Eligibility criteria

• Inclusion Criteria:
• • 1. Women willing and able to provide Informed consent.
• • 2. Women who are able to understand, confirm and give informed consent during an antenatal visit or first stage of labor (cervical dilation \<6 cm).
• • 3. Healthy, primiparous or multiparous (2-4 deliveries), term-pregnant female with a gestational age of 37 to 42 weeks (inclusive). Gestational age should be confirmed with an obstetrical ultrasound if available.
• • 4. Aged between 18 and 40 years (both inclusive).
• • 5. Confirmed singleton pregnancy.
• • 6. Based on the Investigator assessment, maternal and fetal conditions are met to expect a vaginal delivery.
• • 7. For participants in the PK subgroup: women with baseline hemoglobin level ≥11 g/dL.
• Exclusion Criteria:
• • 1. Women who are unable to provide written Informed consent.
• • 2. Women undergoing an elective or emergency cesarean section.
• • 3. Conditions predisposing to uterine atony and PPH (e.g., previous PPH, placenta praevia, multiple gestation, severe pre-eclampsia, polyhydramnios, uterine fibroids, need for induction of labor, bleeding diathesis, sepsis, body mass index \[BMI\] ˃ 30 kg/m2 , macrosomia with estimated fetal weight \>4500 g, if antenatal ultrasound was performed).
• • 4. Women with moderate or severe anemia (defined as Hb \<10 g/dL).
• • 5. Women who have undergone female genital mutilation.
• • 6. Known allergies to carbetocin, other oxytocin homologues or excipients in the medicinal products used in the trial.
• • 7. Oral conditions before administration of sublingual oxytocin such as moderate erythema and edema, severe irritation/inflammation, moderate or severe abrasion.

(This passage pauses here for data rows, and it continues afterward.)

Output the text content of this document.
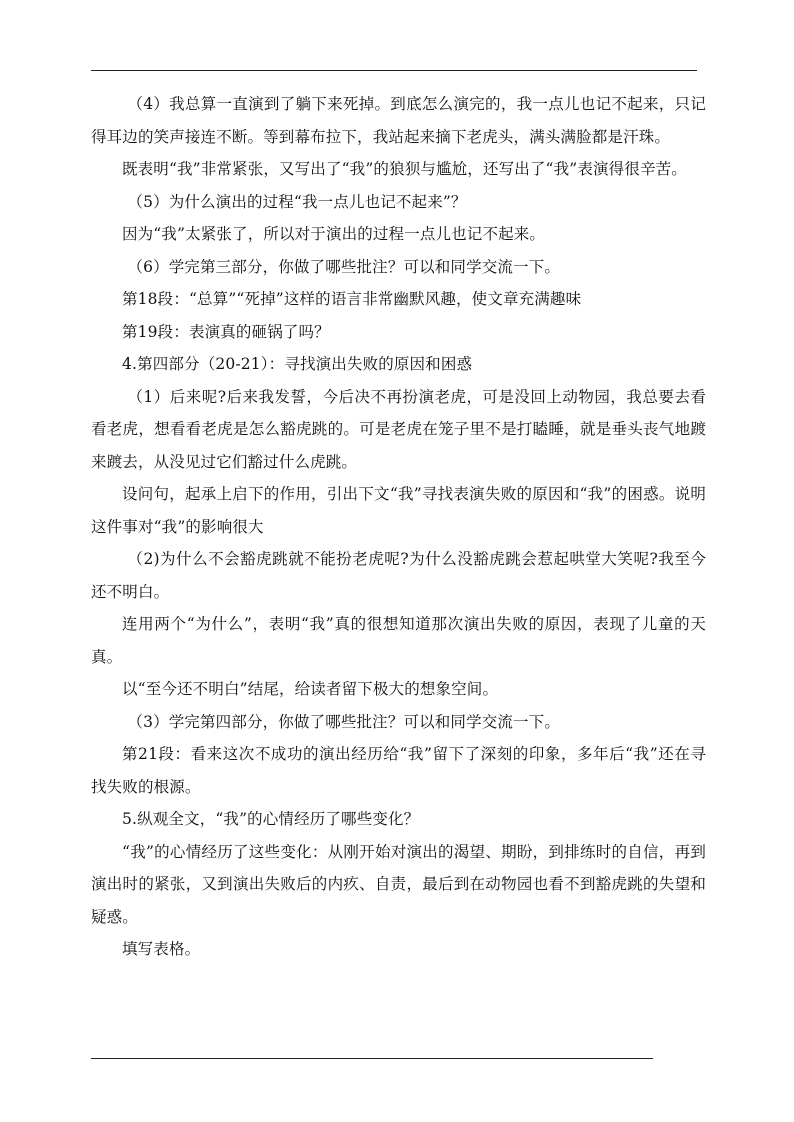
（4）我总算一直演到了躺下来死掉。到底怎么演完的，我一点儿也记不起来，只记得耳边的笑声接连不断。等到幕布拉下，我站起来摘下老虎头，满头满脸都是汗珠。

既表明“我”非常紧张，又写出了“我”的狼狈与尴尬，还写出了“我”表演得很辛苦。

（5）为什么演出的过程“我一点儿也记不起来”？

因为“我”太紧张了，所以对于演出的过程一点儿也记不起来。

（6）学完第三部分，你做了哪些批注？可以和同学交流一下。

第18段：“总算”“死掉”这样的语言非常幽默风趣，使文章充满趣味

第19段：表演真的砸锅了吗？

4.第四部分（20-21）：寻找演出失败的原因和困惑

（1）后来呢?后来我发誓，今后决不再扮演老虎，可是没回上动物园，我总要去看看老虎，想看看老虎是怎么豁虎跳的。可是老虎在笼子里不是打瞌睡，就是垂头丧气地踱来踱去，从没见过它们豁过什么虎跳。

设问句，起承上启下的作用，引出下文“我”寻找表演失败的原因和“我”的困惑。说明这件事对“我”的影响很大

（2)为什么不会豁虎跳就不能扮老虎呢?为什么没豁虎跳会惹起哄堂大笑呢?我至今还不明白。

连用两个“为什么”，表明“我”真的很想知道那次演出失败的原因，表现了儿童的天真。

以“至今还不明白”结尾，给读者留下极大的想象空间。

（3）学完第四部分，你做了哪些批注？可以和同学交流一下。

第21段：看来这次不成功的演出经历给“我”留下了深刻的印象，多年后“我”还在寻找失败的根源。

5.纵观全文，“我”的心情经历了哪些变化？

“我”的心情经历了这些变化：从刚开始对演出的渴望、期盼，到排练时的自信，再到演出时的紧张，又到演出失败后的内疚、自责，最后到在动物园也看不到豁虎跳的失望和疑惑。

填写表格。
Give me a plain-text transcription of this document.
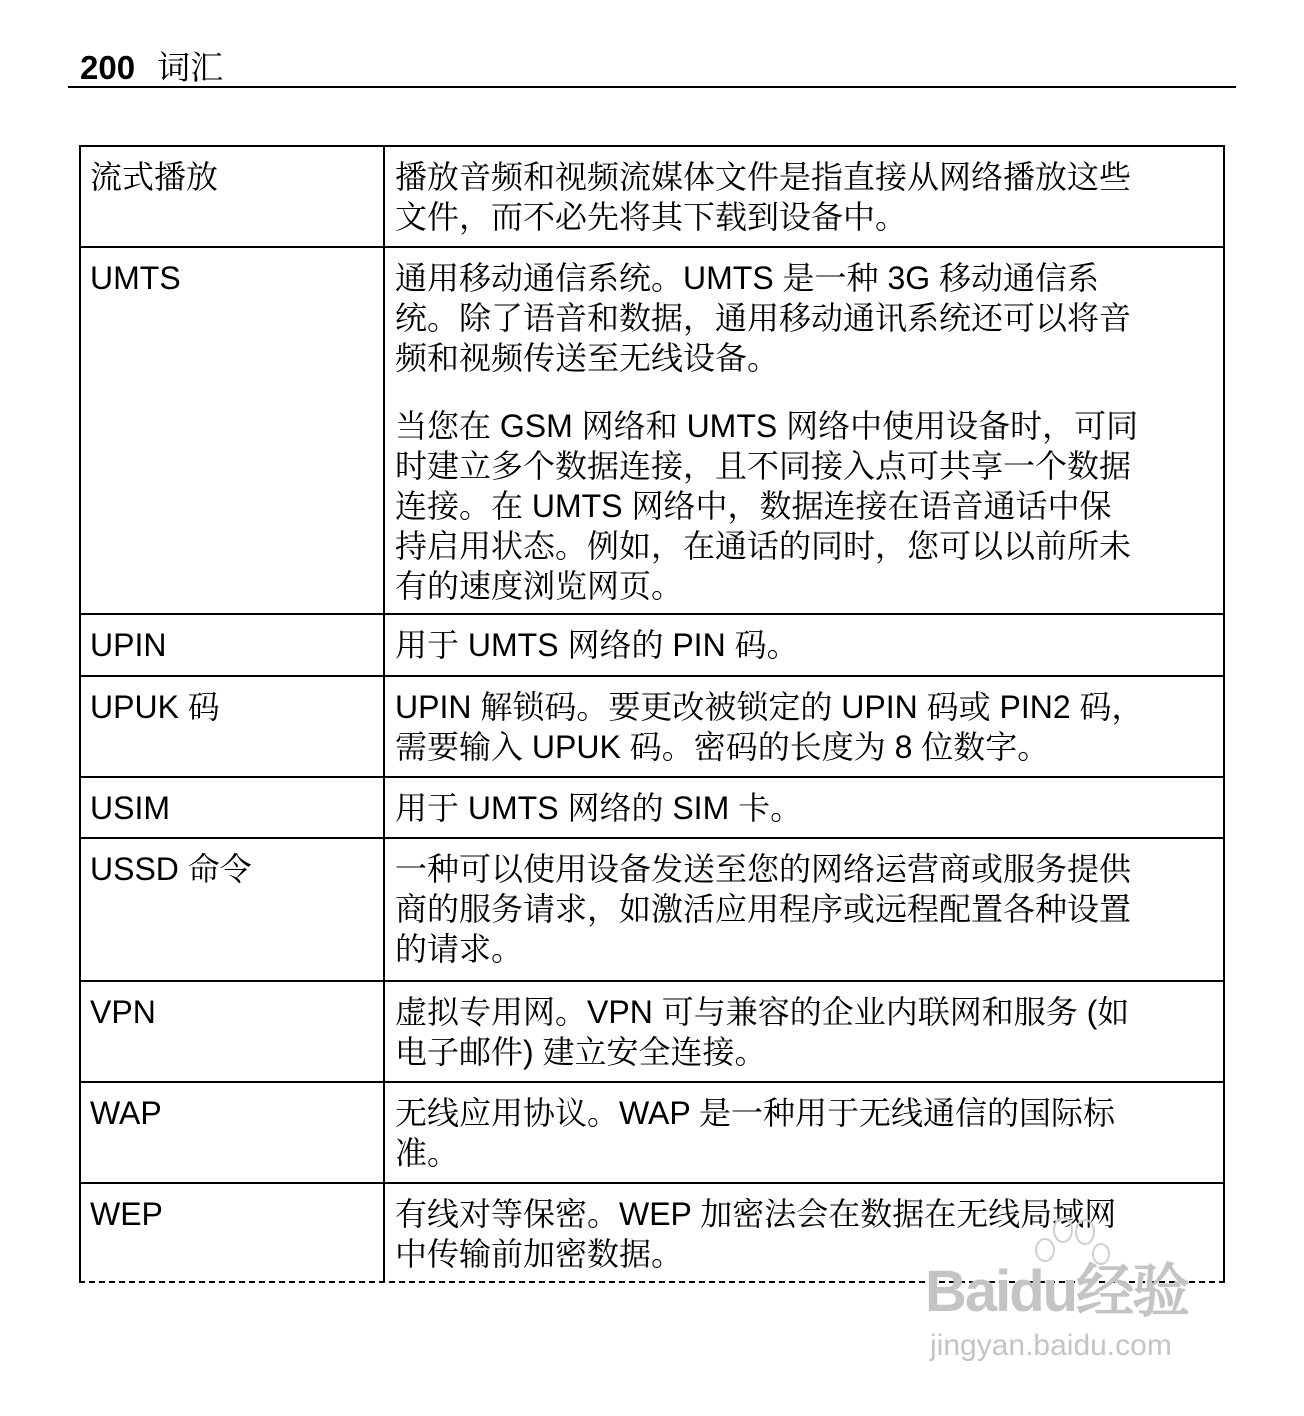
200 词汇
流式播放	播放音频和视频流媒体文件是指直接从网络播放这些
文件，而不必先将其下载到设备中。

UMTS	通用移动通信系统。UMTS 是一种 3G 移动通信系
统。除了语音和数据，通用移动通讯系统还可以将音
频和视频传送至无线设备。

当您在 GSM 网络和 UMTS 网络中使用设备时，可同
时建立多个数据连接，且不同接入点可共享一个数据
连接。在 UMTS 网络中，数据连接在语音通话中保
持启用状态。例如，在通话的同时，您可以以前所未
有的速度浏览网页。

UPIN	用于 UMTS 网络的 PIN 码。

UPUK 码	UPIN 解锁码。要更改被锁定的 UPIN 码或 PIN2 码，
需要输入 UPUK 码。密码的长度为 8 位数字。

USIM	用于 UMTS 网络的 SIM 卡。

USSD 命令	一种可以使用设备发送至您的网络运营商或服务提供
商的服务请求，如激活应用程序或远程配置各种设置
的请求。

VPN	虚拟专用网。VPN 可与兼容的企业内联网和服务 (如
电子邮件) 建立安全连接。

WAP	无线应用协议。WAP 是一种用于无线通信的国际标
准。

WEP	有线对等保密。WEP 加密法会在数据在无线局域网
中传输前加密数据。

Baidu经验
jingyan.baidu.com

• • 8. Conditions predisposing to myocardial ischemia due to pre-existing cardiovascular diseases (such as hypertrophic cardiomyopathy, valvular heart disease and/or ischemic heart disease, including vasospasm of the coronary arteries) or known long QT syndrome or related symptoms.

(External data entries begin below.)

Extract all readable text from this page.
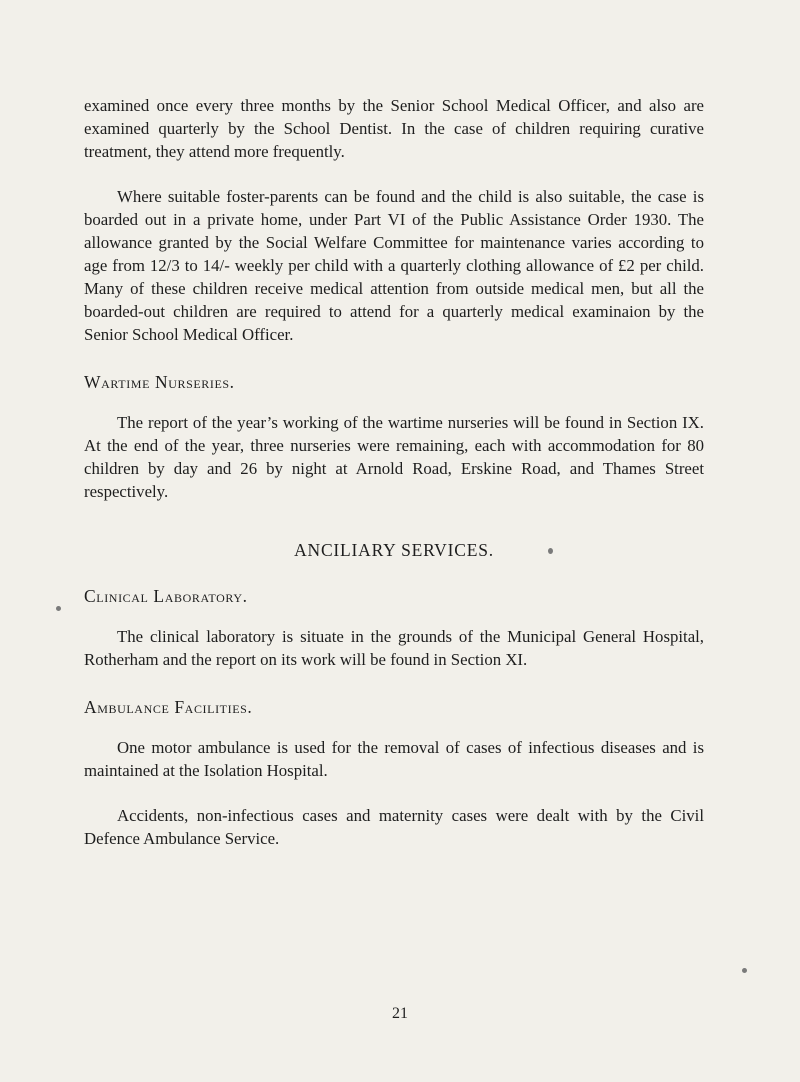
examined once every three months by the Senior School Medical Officer, and also are examined quarterly by the School Dentist. In the case of children requiring curative treatment, they attend more frequently.

Where suitable foster-parents can be found and the child is also suitable, the case is boarded out in a private home, under Part VI of the Public Assistance Order 1930. The allowance granted by the Social Welfare Committee for maintenance varies according to age from 12/3 to 14/- weekly per child with a quarterly clothing allowance of £2 per child. Many of these children receive medical attention from outside medical men, but all the boarded-out children are required to attend for a quarterly medical examinaion by the Senior School Medical Officer.

Wartime Nurseries.

The report of the year’s working of the wartime nurseries will be found in Section IX. At the end of the year, three nurseries were remaining, each with accommodation for 80 children by day and 26 by night at Arnold Road, Erskine Road, and Thames Street respectively.

ANCILIARY SERVICES.

Clinical Laboratory.

The clinical laboratory is situate in the grounds of the Municipal General Hospital, Rotherham and the report on its work will be found in Section XI.

Ambulance Facilities.

One motor ambulance is used for the removal of cases of infectious diseases and is maintained at the Isolation Hospital.

Accidents, non-infectious cases and maternity cases were dealt with by the Civil Defence Ambulance Service.

21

• • 9. Any clinically significant abnormality following review of medical history, laboratory result and physical examination at screening as judged by the Investigator (e.g., severe anemia, antepartum hemorrhage, mental disorder, history of cervical cancer or history of severe infection of the uterus, religious beliefs prohibiting blood transfusions).
• • 10. Previous surgery of the cervix or uterus or any other preexisting condition that could interfere with the measurement of uterine contractility.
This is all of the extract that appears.